DANS LE SECTEUR HOSPITALIER

La démarche, cadrée par le niveau national, est beaucoup plus claire. Un guide méthodologique a été élaboré et publié en 2012 par le biais d’une circulaire. Ainsi, sur le secteur hospitalier, les ARS disposent de six mois à compter de la date de publication de leur PRS pour contractualiser avec tous les titulaires d’autorisation d’activité de soins, et ce, pour une durée maximale de cinq ans. Sont concernés les établissements de santé publics et privés, les laboratoires autorisés à pratiquer l’aide médicale à la procréation et le dépistage prénatal, les centres de radiothérapie et les titulaires d’équipements lourds.
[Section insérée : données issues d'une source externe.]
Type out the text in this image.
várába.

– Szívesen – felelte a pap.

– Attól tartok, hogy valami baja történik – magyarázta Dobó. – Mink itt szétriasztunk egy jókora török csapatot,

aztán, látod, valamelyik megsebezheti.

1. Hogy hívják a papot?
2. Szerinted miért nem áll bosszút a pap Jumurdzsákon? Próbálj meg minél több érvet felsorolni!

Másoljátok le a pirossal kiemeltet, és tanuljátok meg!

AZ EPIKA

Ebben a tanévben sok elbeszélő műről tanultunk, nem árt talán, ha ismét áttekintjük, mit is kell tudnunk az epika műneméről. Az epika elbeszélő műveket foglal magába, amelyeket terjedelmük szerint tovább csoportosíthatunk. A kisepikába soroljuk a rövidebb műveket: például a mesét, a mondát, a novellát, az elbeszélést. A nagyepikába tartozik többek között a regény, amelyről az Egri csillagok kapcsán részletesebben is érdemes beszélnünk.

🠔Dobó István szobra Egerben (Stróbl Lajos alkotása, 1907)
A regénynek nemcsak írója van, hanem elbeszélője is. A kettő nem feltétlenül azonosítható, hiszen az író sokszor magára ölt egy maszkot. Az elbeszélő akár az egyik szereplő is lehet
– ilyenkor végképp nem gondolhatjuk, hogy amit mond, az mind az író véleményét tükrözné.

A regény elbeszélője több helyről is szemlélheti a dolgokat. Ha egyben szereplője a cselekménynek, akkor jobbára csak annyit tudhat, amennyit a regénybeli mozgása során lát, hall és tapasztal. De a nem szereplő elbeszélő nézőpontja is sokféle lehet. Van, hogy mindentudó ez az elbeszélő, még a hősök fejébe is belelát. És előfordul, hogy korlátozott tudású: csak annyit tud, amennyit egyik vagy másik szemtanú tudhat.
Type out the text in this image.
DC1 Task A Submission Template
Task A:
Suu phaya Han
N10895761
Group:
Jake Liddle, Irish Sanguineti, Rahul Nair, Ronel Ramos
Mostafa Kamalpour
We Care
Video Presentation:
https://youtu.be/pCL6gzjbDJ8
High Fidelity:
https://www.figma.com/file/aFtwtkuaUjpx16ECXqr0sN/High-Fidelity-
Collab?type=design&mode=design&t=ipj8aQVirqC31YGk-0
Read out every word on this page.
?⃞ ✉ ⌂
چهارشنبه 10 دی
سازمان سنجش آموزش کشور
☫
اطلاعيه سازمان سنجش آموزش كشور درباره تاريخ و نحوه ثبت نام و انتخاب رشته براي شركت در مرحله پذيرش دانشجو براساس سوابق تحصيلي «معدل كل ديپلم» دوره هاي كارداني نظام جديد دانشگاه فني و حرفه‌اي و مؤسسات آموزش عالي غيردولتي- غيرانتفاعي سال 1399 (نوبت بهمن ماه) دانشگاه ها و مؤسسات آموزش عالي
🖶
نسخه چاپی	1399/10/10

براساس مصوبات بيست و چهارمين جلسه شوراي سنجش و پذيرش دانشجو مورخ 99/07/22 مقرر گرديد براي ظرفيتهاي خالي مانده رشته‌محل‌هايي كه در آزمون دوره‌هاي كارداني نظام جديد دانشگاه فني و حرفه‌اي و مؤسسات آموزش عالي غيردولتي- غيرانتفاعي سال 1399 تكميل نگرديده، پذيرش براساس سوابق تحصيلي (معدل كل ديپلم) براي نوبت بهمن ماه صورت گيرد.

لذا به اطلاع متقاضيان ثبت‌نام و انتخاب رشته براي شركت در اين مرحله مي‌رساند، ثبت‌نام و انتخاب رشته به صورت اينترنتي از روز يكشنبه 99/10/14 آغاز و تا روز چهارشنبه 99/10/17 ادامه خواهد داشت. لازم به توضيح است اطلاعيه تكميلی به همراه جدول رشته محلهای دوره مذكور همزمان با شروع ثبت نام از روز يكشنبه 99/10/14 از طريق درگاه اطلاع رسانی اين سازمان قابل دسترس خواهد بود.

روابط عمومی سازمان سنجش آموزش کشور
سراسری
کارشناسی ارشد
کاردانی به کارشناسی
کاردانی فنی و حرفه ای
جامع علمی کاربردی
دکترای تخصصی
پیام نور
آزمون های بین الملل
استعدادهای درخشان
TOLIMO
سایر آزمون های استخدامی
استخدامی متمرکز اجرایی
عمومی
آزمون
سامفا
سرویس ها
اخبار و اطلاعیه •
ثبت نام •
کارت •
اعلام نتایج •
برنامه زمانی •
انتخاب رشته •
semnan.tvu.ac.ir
DANS LE SECTEUR AMBULATOIRE

Les structures d’exercice regroupé devront disposer d’un CPOM d’ici la fin de l’année 2012 : les maisons de santé pluriprofessionnelles, les maisons médicales de garde, les réseaux de santé et autres dispositifs ambulatoires. Un guide méthodologique national vient d’être publié et a servi à cadrer tant l’organisation que le contenu même du document.

DANS LE SECTEUR DE LA PRÉVENTION

Sont concernées ici toutes les dimensions du champ de la prévention. La notion de CPOM vient petit à petit remplacer celle des conventions annuelles de financement existantes jusqu’alors. Aucun guide national n’a pour le moment été publié sur ces domaines d’activité. La trame type proposée sur le champ médico-social est utilisée pour travailler avec les partenaires.